Wine can of course be anything at all. It could be milk, or used motor oil, or hydrofluoric acid. It need not even be a liquid, or tangible. Wine could be a really bad poem by an amateur, or a class of neutron stars that astrophysicists have yet to discover.
Shame on the Catholic Church for trying to pin down a word so that it means one thing and one thing only.
The argument is not that the definition of wine is malleable (which it definitely can be without falling down your slippery slope), but that being picky about the definition misses the point of the Eucharist entirely.
Well, when Jesus was incarnated on Earth his primary focus was on how we just have to be loose with our definition of wine.

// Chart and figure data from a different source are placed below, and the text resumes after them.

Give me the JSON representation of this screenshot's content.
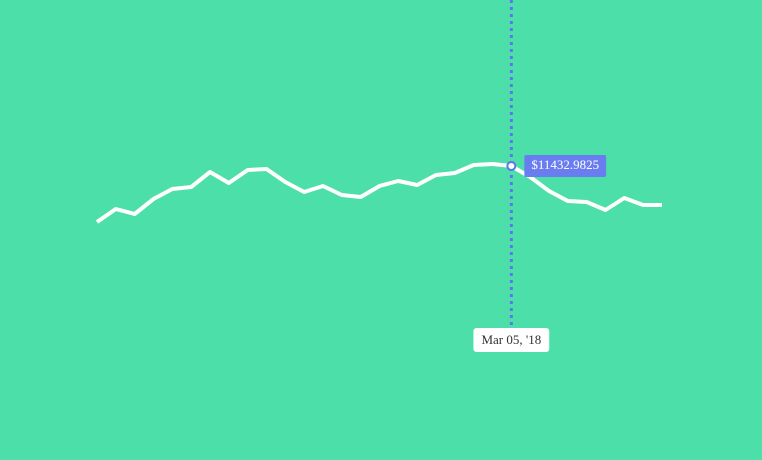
{
  "chart_data": {
    "type": "line",
    "categories": [
      null,
      null,
      null,
      null,
      null,
      null,
      null,
      null,
      null,
      null,
      null,
      null,
      null,
      null,
      null,
      null,
      null,
      null,
      null,
      null,
      null,
      null,
      "Mar 05, '18",
      null,
      null,
      null,
      null,
      null,
      null,
      null,
      null
    ],
    "series": [
      {
        "color": "#ffffff",
        "values": [
          10398,
          10638,
          10546,
          10823,
          11008,
          11044,
          11322,
          11118,
          11359,
          11377,
          11137,
          10952,
          11063,
          10897,
          10860,
          11063,
          11155,
          11081,
          11266,
          11303,
          11451,
          11470,
          11432.9825,
          11229,
          10971,
          10786,
          10767,
          10620,
          10841,
          10712,
          10712
        ],
        "value_labels": [
          null,
          null,
          null,
          null,
          null,
          null,
          null,
          null,
          null,
          null,
          null,
          null,
          null,
          null,
          null,
          null,
          null,
          null,
          null,
          null,
          null,
          null,
          "$11432.9825",
          null,
          null,
          null,
          null,
          null,
          null,
          null,
          null
        ]
      }
    ],
    "ylim": [
      6000,
      14500
    ]
  }
}
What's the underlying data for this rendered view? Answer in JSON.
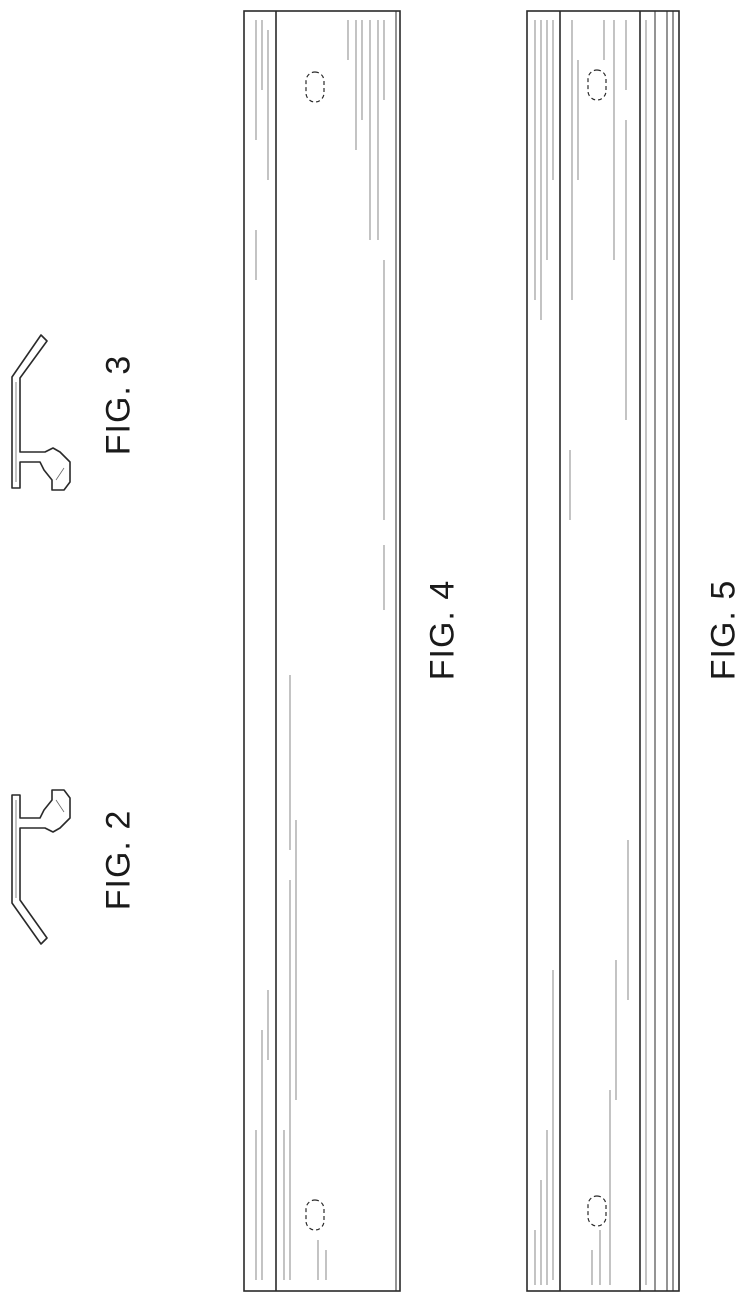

I don't know why the Catholics have such a problem with this. Pretty much every story you read about Jesus, he was pointing out how wine could be anything. Even water.
So yeh, being picky about the definition of wine is probably the most blasphemous thing anyone could say or do.
Again: I don't think this is a mainstream Catholic church thing. You'll see downthread people besides myself relating stories of priests consecrating Triscuits or wine parishioners brought back from trips. Eastern-Rite Catholics all use leavened bread, apparently.
Traditionalist Catholicism (tradcath-ism) is not the same religion as Roman Catholicism. It's a weird splinter thing.
Traditionalist catholics celebrate the mass as it always was. The new religion you are alluding to that would consecrate a triscuit is what is out of lines. You can't accuse a group that stays the same as creating a new religion while you consecrate snacks from the grocery store.
Nevertheless, there is no objection to using eastern rite leavening or wine made from grapes from elsewhere. The eastern rites are just doing what they've always done and the wine just has to be grape wine and fermented. This is not a novel rule. It's how it's always been done. You can read any older document on the matter to realize the so called traditionalists are not creating a new religion.
That's fine! Every religion has an intricate set of justifications for its practices and I generally respect them all. All I have to say about traditionalist Catholics is that they aren't mainstream Catholics.
This is like calling protestants mainstream Catholics because there are more aggregate protestants in the us than Catholics. At some point we must be clear as to definitions. If you start doing things like consecrating triscuits you are not Catholic. You can be whatever you like but it is simply dishonest to say you're Catholic. Anymore than the protestants are.
Why would what’s true and required about the Eucharist (at the most fundamental level) change from, say, 1923 to 2023?
The matter at hand is not a trad thing (but I will disclose that I am in the trad camp): these are just basics covered in e.g. the 1997 Catechism promulgated by John Paul II and the the 1983 Code of Canon Law, which are 100% mainstream.
Shame on the Catholic Church for trying to pin down a word so that it means one thing and one thing only.